Road connectivity: the key growth driver
Road connectivity, one of the most important growth areas for major cities, has been largely ignored by most municipal corporations, writes Anil Pharande citing the examples of Mumbai and Pune
There are often comparisons made between the infrastructure of Mumbai and Pune. The popular consensus seems to be that both cities are equally challenged as far as supportive infrastructure is concerned. Mumbai’s growth pattern has been very different from Pune’s. The city has evolved into the country’s financial capital, and the pressures on it are enormous and overwhelming, considering the fact that a significant part of it is an island which cannot grow horizontally to accommodate the growing real estate demands. Pune, on the other hand, has an advantage by virtue of the fact that it has been able to add to its borders by means of surrounding villages. This has served to decreased pressure on the central city and encouraged an outward growth pattern. The challenges on Pune’s infrastructure — particularly its road network — have more to do with the speed of this growth. While there are various proposals for roads and road widening, these have to be translated into real time to be effective.
The pockets of infrastructural underdevelopment are the result of both developers and the government concentrating on existing growth areas and sidelining those with high future potential.
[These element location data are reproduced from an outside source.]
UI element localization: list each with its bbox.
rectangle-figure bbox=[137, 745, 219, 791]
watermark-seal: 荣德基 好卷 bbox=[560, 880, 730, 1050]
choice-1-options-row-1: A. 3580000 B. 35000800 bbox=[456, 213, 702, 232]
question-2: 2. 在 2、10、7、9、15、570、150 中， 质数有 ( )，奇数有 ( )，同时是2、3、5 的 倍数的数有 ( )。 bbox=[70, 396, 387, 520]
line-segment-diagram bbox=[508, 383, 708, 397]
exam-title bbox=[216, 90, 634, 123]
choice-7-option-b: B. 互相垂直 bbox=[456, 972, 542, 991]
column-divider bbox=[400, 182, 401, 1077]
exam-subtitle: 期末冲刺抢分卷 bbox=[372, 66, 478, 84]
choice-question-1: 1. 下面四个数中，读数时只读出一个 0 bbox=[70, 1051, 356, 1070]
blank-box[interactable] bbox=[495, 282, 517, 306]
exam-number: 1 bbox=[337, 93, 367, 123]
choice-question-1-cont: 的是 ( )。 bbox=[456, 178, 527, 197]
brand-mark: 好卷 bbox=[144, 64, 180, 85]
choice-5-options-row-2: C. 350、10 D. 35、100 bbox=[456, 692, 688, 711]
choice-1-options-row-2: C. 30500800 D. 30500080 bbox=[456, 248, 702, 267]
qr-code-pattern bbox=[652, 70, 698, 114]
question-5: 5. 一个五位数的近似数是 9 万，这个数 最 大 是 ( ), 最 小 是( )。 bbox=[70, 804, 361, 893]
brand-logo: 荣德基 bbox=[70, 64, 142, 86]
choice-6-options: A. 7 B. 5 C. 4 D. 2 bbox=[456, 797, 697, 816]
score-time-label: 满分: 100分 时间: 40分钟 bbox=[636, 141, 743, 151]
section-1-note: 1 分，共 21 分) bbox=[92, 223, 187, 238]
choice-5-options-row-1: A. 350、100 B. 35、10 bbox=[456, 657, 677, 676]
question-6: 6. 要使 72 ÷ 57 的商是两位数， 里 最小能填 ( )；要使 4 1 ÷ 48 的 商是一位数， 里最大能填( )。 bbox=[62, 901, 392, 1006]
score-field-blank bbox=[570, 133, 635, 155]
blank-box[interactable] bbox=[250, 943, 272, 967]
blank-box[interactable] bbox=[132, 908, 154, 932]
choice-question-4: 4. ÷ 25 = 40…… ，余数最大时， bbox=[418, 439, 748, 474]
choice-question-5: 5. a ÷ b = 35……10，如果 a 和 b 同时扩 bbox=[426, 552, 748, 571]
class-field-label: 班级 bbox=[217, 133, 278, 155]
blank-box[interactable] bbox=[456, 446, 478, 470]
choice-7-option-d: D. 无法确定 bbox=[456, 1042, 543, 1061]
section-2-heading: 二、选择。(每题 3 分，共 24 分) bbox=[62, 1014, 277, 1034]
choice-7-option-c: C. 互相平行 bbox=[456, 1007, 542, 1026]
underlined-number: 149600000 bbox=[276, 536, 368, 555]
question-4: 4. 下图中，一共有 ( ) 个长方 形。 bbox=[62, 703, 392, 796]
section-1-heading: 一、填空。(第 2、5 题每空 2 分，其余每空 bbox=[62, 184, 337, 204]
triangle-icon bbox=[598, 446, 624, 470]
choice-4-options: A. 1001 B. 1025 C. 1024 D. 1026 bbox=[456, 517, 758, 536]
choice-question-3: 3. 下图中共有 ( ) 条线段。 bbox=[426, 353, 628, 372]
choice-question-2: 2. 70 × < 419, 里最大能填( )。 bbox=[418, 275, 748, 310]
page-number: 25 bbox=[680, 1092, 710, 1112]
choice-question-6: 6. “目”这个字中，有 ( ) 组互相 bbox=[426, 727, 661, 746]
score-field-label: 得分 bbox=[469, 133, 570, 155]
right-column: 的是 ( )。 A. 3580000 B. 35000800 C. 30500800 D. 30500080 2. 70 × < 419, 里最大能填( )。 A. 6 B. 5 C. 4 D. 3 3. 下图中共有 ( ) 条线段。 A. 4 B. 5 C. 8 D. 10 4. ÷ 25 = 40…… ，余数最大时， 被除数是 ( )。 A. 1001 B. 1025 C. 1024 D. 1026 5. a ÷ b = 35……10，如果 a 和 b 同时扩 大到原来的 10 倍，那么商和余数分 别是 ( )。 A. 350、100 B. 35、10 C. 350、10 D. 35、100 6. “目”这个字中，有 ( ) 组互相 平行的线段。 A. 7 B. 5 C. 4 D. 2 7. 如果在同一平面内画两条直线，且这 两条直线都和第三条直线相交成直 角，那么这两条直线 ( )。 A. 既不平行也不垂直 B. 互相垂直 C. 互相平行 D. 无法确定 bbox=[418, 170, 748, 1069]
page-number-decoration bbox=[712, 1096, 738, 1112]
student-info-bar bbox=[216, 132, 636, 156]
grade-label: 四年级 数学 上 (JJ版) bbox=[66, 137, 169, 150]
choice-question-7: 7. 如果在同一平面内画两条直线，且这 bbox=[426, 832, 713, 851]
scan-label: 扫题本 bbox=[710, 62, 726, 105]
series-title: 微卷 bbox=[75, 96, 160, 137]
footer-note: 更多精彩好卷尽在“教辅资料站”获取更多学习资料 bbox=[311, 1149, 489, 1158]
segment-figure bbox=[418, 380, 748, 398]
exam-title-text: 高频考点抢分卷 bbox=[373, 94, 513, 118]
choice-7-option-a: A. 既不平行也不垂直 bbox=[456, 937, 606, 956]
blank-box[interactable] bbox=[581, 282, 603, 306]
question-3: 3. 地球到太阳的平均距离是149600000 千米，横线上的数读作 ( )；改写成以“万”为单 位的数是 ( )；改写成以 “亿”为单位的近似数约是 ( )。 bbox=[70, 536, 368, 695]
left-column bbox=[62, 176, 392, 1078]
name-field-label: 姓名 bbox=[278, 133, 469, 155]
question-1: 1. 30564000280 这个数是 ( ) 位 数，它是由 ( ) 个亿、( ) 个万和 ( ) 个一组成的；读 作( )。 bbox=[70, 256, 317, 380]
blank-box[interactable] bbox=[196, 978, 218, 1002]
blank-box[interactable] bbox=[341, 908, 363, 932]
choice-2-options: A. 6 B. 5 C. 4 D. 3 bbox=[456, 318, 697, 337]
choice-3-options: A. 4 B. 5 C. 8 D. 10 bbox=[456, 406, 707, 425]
It is a known fact that no area can grow in terms of residential, commercial and retail real estate, unless the necessary infrastructure is first put in place. This is quite a common phenomenon that the result of the principle of fastest returns is almost instinctually followed by both developers and the government. Bangalore, for instance, was initially not well planned for radial expansion. The approach in this city was simple, where IT projects went and residential projects followed. IT and ITeS, as business lines, are not dependent on a city’s CBD areas and can workably exist in areas where property prices are low. Once such a project is established, residential, commercial and retail establishments follow. Since this kind of growth in no way follows a master plan, the result is haphazard pockets of growth. This naturally leads to the neglect of areas that have not been so favoured. The syndrome is also evident in the case of other industries such as manufacturing.
To identify another factor that has compromised Pune’s holistic growth in terms of real estate viability: the first master plan for the city designated a much more progressive “roadmap” for the city’s road network, while the second one is decidedly “sotto voce” on these. Also, key roads leading to new growth areas are not being put in place with the speed necessary to ensure that these new areas have the requisite connectivity.
In comparison, Pimpri Chinchwad Municipal Corporation (PCMC) has been proactive in terms of a proper road network. This explains why there have been such spurts in growth and corresponding real estate values in this region. Considering how much the authorities have already achieved, it is distressing that certain pockets in the region still show signs of infrastructure deficit.
A continuing area of concern in this regard is the lack of adequate road connectivity between certain key areas of the PCMC and areas such as Talegaon. Because of the massive potential for industrial and residential development in and around these areas, they have seen most of the road construction initiatives. In the process, road connectivity from these locations to some of the most important growth areas of PCMC has been largely ignored. Paradoxically, the areas referred to as Phase 2 in the PCMC development plan hold the highest potential for real estate growth. Thanks to the availability of large land parcels at relatively lower prices, residential and commercial realty development has picking up rapidly in places like Moshi. In the meantime, Moshi has become a hotbed for property investments because of the International Convention Centre being jointly developed by the Maratha Chamber of Commerce and PCMC. Despite this, there is still no sufficient road connectivity between Phase 2 and the larger industrial hubs. This is going to prove to be a huge stumbling block for the overall growth of the region. The lack of a suitable road network means that people living in areas like Moshi face difficulties in reaching their workplaces in these employment clusters. This issue must be addressed on a priority basis. A corporation like PCMC must do everything in its power to ensure that its growth pockets are not isolated from one another. The potential of this key area apparently lacks recognition of its inherent future value. A closer look at its promise for the PCMC real estate market would very likely cause a more fast-paced development of its road network. There are earlier precedents in Pune, wherein languishing areas were given fast-paced infrastructure upgrades because of an upcoming market catalyst. When the recent Youth Commonwealth Games loomed closer, the enhancement of Baner Road and Pashan Road were put on the fast track.
In the same manner, it is not unreasonable to anticipate that the planning authorities will take cognizance of the fact that PCMC’s Phase 2 is extremely important, and it must be, at all costs, enabled with the requisite road connectivity.